Naturally the boy was terrified by the thought of his father coming to the school, and he stayed after class and asked if there was any way he could not participate in the musical.  He begged her.

His teacher became angry with him, and told him there wasn’t any where for him to go while the class practiced if he wasn’t in the musical.  When he insisted, she told him that he would have to sit at the back of auditorium and copy pages from the encyclopedia.

The boy was glad to take the option.  He didn’t care how stupid he looked sitting all by himself as long as he could prevent his father from coming up to school during evening hours after he had already had a few beers or more.  He never even considered the possibility that he might not be the only kid at school who needed to opt out.

He entered the auditorium glumly on the first day of practice and was surprised to notice four other people sitting in the shadows at the back.  Then he saw that they were invisible people that nobody liked, and he understood.

There was Gina, the girl who never talked, and Danielle, the girl who would kill herself after middle school.  There was also an extremely-obese girl named Sharon, and Oscar, the boy with the speech impediment.

In spite of all this, their teacher Mrs. McGaunt reminded them that this was punishment and that they weren’t supposed to talk, and if they didn’t have at least three hand-written pages done for the day, they would have to complete it as homework.  Then she left them alone, and the rest of the class started rehearsing at the other end of the auditorium.

From time to time, one of the fifth grade teachers would walk up to check on their progress and make sure no one was talking.

Later, toward the end of the rehearsal, the music teacher Mrs. Phelps came up and was particularly harsh.  She lectured them for their lack of participation, and she accused them of talking even though no one was saying a word.  She glared when they denied talking, and then she just walked away shaking her head.

Mrs. Phelps was the one who had come up with the gospel theme and the idea of doing it at night so all the parents could come.  The boy could tell that she took their lack of participation personally, so much so that it made him even more fearful of her.

Mrs. Phelps wasn’t just the elementary school music teacher, she was also the organist for her church, and was known for having smuggled bibles into Communist China as a missionary. She was the most outwardly religious and disciplinarian of all the faculty.  It was she who organized the class films on drugs and “Mormons and other cults.”

The boy truly feared Mrs. Phelps. What would she do if she found out he was a Mormon?

The boy was relieved when he learned that they would no longer have music class after the fifth grade, and he wouldn’t have to see Mrs. Phelps any more.

He also learned that they would no longer have an art class either, but that isn’t what made the fifth grade particularly depressing for the boy.

The worst thing that happened that year was the kids started calling him Joeron the Moeron, or Moeron for short.

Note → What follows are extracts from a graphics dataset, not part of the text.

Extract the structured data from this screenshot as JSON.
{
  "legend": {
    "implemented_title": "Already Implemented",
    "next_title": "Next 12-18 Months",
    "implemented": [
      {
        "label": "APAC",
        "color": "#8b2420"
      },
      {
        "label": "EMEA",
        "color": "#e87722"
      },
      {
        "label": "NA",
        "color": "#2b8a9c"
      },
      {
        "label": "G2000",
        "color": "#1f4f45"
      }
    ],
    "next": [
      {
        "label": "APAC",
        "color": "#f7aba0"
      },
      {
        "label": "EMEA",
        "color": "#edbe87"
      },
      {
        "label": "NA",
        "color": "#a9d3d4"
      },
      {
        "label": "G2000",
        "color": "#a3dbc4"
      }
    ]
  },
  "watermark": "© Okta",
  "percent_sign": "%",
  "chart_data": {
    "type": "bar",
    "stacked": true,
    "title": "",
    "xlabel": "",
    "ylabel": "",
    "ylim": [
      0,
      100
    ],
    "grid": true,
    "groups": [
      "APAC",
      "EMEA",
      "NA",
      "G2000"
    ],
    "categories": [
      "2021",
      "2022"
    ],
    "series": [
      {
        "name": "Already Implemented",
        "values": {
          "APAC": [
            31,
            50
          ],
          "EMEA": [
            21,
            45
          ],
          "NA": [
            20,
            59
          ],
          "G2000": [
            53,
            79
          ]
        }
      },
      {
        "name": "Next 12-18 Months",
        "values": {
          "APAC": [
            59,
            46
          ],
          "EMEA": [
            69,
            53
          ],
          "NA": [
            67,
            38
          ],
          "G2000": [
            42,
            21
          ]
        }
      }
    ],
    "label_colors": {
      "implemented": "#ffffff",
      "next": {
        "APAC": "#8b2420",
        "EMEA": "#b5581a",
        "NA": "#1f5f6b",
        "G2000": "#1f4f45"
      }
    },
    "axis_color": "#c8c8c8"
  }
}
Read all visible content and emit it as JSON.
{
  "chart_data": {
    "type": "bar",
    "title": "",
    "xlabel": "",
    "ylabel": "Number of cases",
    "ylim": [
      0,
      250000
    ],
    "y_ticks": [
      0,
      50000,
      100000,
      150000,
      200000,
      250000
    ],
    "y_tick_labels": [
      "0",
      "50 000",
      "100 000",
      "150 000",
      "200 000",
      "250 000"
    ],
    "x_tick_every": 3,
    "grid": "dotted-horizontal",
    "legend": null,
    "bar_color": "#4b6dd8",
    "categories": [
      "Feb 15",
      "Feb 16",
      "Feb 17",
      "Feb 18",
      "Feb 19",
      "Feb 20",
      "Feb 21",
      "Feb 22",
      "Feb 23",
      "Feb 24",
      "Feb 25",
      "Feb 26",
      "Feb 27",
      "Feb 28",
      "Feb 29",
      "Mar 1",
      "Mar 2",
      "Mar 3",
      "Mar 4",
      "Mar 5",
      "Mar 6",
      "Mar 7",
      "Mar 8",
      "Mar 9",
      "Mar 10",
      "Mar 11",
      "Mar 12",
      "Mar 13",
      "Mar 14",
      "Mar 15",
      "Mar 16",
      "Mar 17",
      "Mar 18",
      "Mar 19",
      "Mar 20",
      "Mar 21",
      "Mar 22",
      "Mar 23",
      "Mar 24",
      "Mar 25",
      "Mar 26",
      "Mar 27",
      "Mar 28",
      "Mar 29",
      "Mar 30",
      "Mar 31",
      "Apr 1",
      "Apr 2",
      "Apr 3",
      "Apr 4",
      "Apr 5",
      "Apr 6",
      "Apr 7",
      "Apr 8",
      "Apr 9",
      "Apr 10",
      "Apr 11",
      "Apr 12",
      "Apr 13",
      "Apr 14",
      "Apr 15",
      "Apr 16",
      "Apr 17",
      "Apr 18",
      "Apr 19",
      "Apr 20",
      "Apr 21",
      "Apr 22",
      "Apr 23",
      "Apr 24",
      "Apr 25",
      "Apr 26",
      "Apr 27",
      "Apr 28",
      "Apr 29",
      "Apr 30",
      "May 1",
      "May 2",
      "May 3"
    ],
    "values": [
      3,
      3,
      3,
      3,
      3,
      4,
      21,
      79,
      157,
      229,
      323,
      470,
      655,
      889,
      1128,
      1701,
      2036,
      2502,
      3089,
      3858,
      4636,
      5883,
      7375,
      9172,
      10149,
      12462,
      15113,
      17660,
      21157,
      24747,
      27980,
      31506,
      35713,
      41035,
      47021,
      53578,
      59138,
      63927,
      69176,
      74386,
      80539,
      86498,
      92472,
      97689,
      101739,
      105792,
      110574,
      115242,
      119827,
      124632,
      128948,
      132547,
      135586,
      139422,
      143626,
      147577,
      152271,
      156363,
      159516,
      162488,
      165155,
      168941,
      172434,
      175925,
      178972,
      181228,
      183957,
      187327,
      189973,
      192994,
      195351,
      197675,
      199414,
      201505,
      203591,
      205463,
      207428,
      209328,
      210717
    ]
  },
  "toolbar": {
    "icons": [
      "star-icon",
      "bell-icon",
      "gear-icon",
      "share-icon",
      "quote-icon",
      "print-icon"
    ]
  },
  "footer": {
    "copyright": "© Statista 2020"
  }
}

That was the year he stopped going outside at lunch and recess and started going into the library instead so he wouldn’t have to hear it.  That was the year when his reading binges started and his notes began.  By the time the boy entered high school, he would have read about everything from the fall of the Ottoman Empire and the creation of the states of the modern Middle East to field notes written by Darwin and other Victorian naturalists.

Joeron the Moeron lived between a trailer park and the sewage plant, but his daily refuge for most of the next seven years would be the library of what was generally regarded as the best private school in the state.